Avec le recul, on s’aperçoit que l’axe principal de l’attaque, lancée jeudi contre « le lobby du tabac » par le CNCT (via un article de 60 millions de consommateurs) est, en substance, le suivant : « les mauvais résultats de la lutte contre le tabagisme en France sont dus à la stratégie agressive de l’industrie du tabac » (voir Lemondedutabac du 22 mai ). Et d’égrener, à partir de cela, un certain nombre d’affirmations (dont la « manipulation consentante » des buralistes).
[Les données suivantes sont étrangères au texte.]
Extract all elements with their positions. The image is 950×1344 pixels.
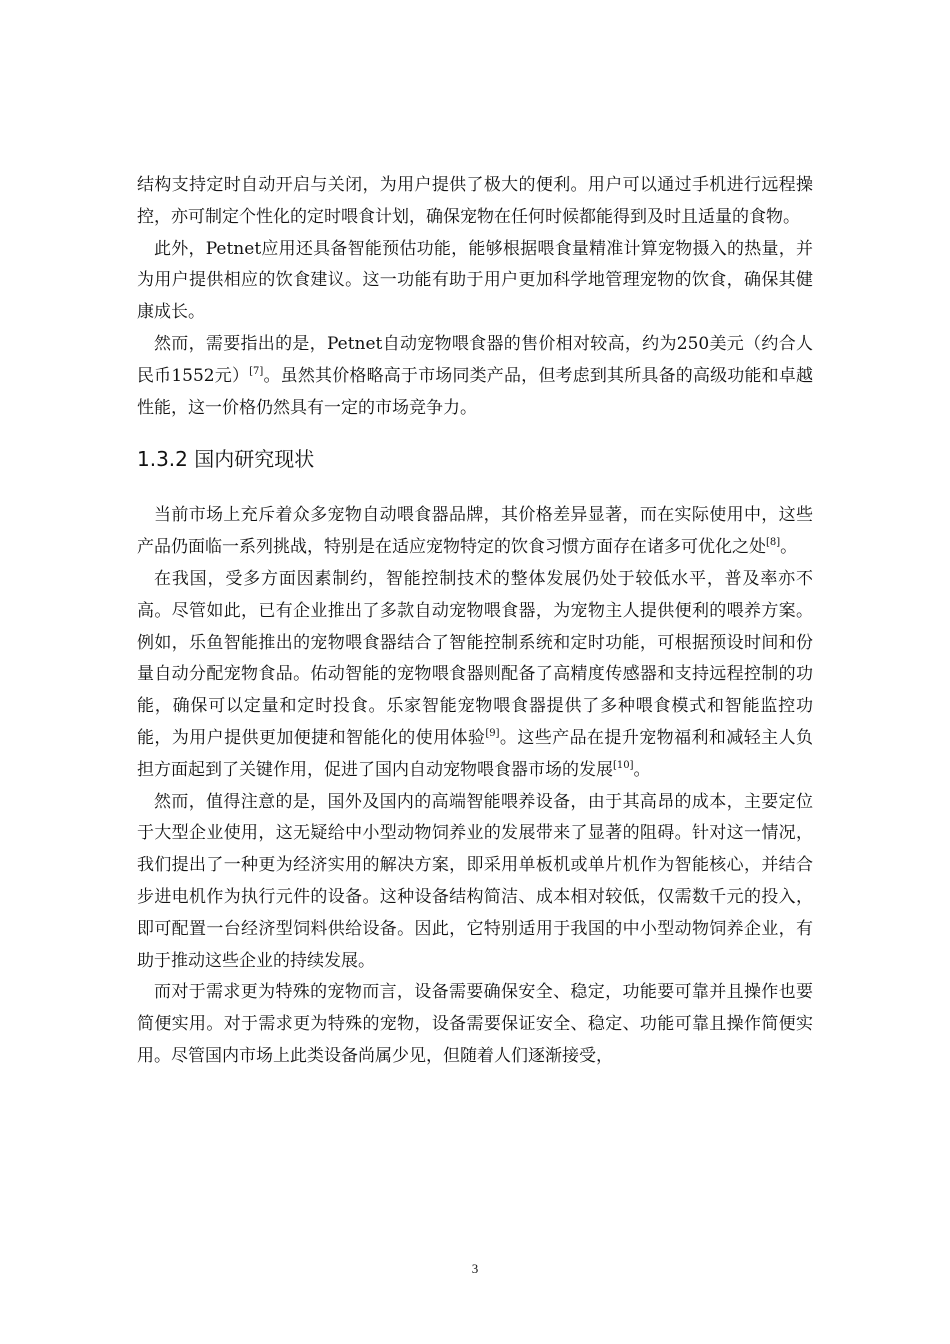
paragraph-text: 。 — [633, 759, 651, 780]
paragraph-continued — [137, 170, 813, 234]
citation: [10] — [613, 759, 634, 771]
paragraph-domestic — [137, 564, 813, 787]
paragraph-petnet-price — [137, 329, 813, 424]
paragraph-text: 当前市场上充斥着众多宠物自动喂食器品牌，其价格差异显著，而在实际使用中，这些产品仍面临一系列挑战，特别是在适应宠物特定的饮食习惯方面存在诸多可优化之处 — [137, 505, 813, 558]
section-heading — [137, 444, 813, 474]
paragraph-text: 结构支持定时自动开启与关闭，为用户提供了极大的便利。用户可以通过手机进行远程操控，亦可制定个性化的定时喂食计划，确保宠物在任何时候都能得到及时且适量的食物。 — [137, 175, 813, 227]
paragraph-petnet-estimate — [137, 234, 813, 329]
paragraph-text: 而对于需求更为特殊的宠物而言，设备需要确保安全、稳定，功能要可靠并且操作也要简便实用。对于需求更为特殊的宠物，设备需要保证安全、稳定、功能可靠且操作简便实用。尽管国内市场上此类设备尚属少见，但随着人们逐渐接受， — [137, 982, 813, 1066]
paragraph-text: 。虽然其价格略高于市场同类产品，但考虑到其所具备的高级功能和卓越性能，这一价格仍然具有一定的市场竞争力。 — [137, 365, 814, 418]
citation: [7] — [249, 365, 264, 377]
paragraph-text: 然而，需要指出的是，Petnet自动宠物喂食器的售价相对较高，约为250美元（约合人民币1552元） — [137, 333, 813, 386]
paragraph-text: 然而，值得注意的是，国外及国内的高端智能喂养设备，由于其高昂的成本，主要定位于大型企业使用，这无疑给中小型动物饲养业的发展带来了显著的阻碍。针对这一情况，我们提出了一种更为经济实用的解决方案，即采用单板机或单片机作为智能核心，并结合步进电机作为执行元件的设备。这种设备结构简洁、成本相对较低，仅需数千元的投入，即可配置一台经济型饲料供给设备。因此，它特别适用于我国的中小型动物饲养企业，有助于推动这些企业的持续发展。 — [137, 791, 813, 971]
paragraph-special-pets — [137, 977, 813, 1072]
page-content — [137, 170, 813, 1073]
paragraph-text: 。 — [780, 537, 798, 558]
page-number: 3 — [471, 1261, 479, 1276]
citation: [9] — [485, 727, 500, 739]
paragraph-text: 。这些产品在提升宠物福利和减轻主人负担方面起到了关键作用，促进了国内自动宠物喂食器市场的发展 — [137, 727, 814, 780]
paragraph-text: 在我国，受多方面因素制约，智能控制技术的整体发展仍处于较低水平，普及率亦不高。尽管如此，已有企业推出了多款自动宠物喂食器，为宠物主人提供便利的喂养方案。例如，乐鱼智能推出的宠物喂食器结合了智能控制系统和定时功能，可根据预设时间和份量自动分配宠物食品。佑动智能的宠物喂食器则配备了高精度传感器和支持远程控制的功能，确保可以定量和定时投食。乐家智能宠物喂食器提供了多种喂食模式和智能监控功能，为用户提供更加便捷和智能化的使用体验 — [137, 568, 813, 748]
section-title: 国内研究现状 — [194, 447, 315, 472]
paragraph-solution — [137, 787, 813, 978]
paragraph-market — [137, 500, 813, 564]
section-number: 1.3.2 — [137, 447, 188, 472]
paragraph-text: 此外，Petnet应用还具备智能预估功能，能够根据喂食量精准计算宠物摄入的热量，并为用户提供相应的饮食建议。这一功能有助于用户更加科学地管理宠物的饮食，确保其健康成长。 — [137, 238, 813, 323]
citation: [8] — [766, 537, 781, 549]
Mais quand même, ce qui laisse rêveur – devant ce message simplificateur, voire simpliste – c’est … que la stratégie anti-tabagique recommandée, explicitement et implicitement, par le CNCT a déjà été concrètement mise en œuvre ces onze dernières années :
. fortes hausses de la fiscalité (en 2003 et 2013) – de sorte à atteindre l’un des plus hauts niveaux d’Europe occidentale – et des prix du tabac (qui ont plus que doublé) ;
. mise en œuvre de l’interdiction de fumer dans les lieux à usage collectif ;
. imposition d’avertissements sanitaires, sous forme de textes puis de photos-choc sur les paquets ;
. interdiction de vente du tabac aux moins de 16 ans, puis aux moins de 18 ans ;
. disparition d’au moins 5 000 points de vente officiels (buralistes ) ;
. annonce de la fermeture de la plus grande usine de fabrication de tabac française ;
. diffusion de messages médiatiques particulièrement stigmatisants sur la filière tabac ;
. et surtout, un marché officiel des cigarettes qui s’est effondré de 50% en volume sur la période.
Autant de mesures et leurs conséquences qui se sont combinées avec force en seulement quelques années. Et le CNCT de déplorer des « mauvais résultats » (déclaration du président Yves Martinet à l’AFP). Le bon sens invite à se poser la question sur les mesures elles-mêmes et sur l’intérêt d’explorer d’autres voies. Comme celles de véritables politiques de prévention.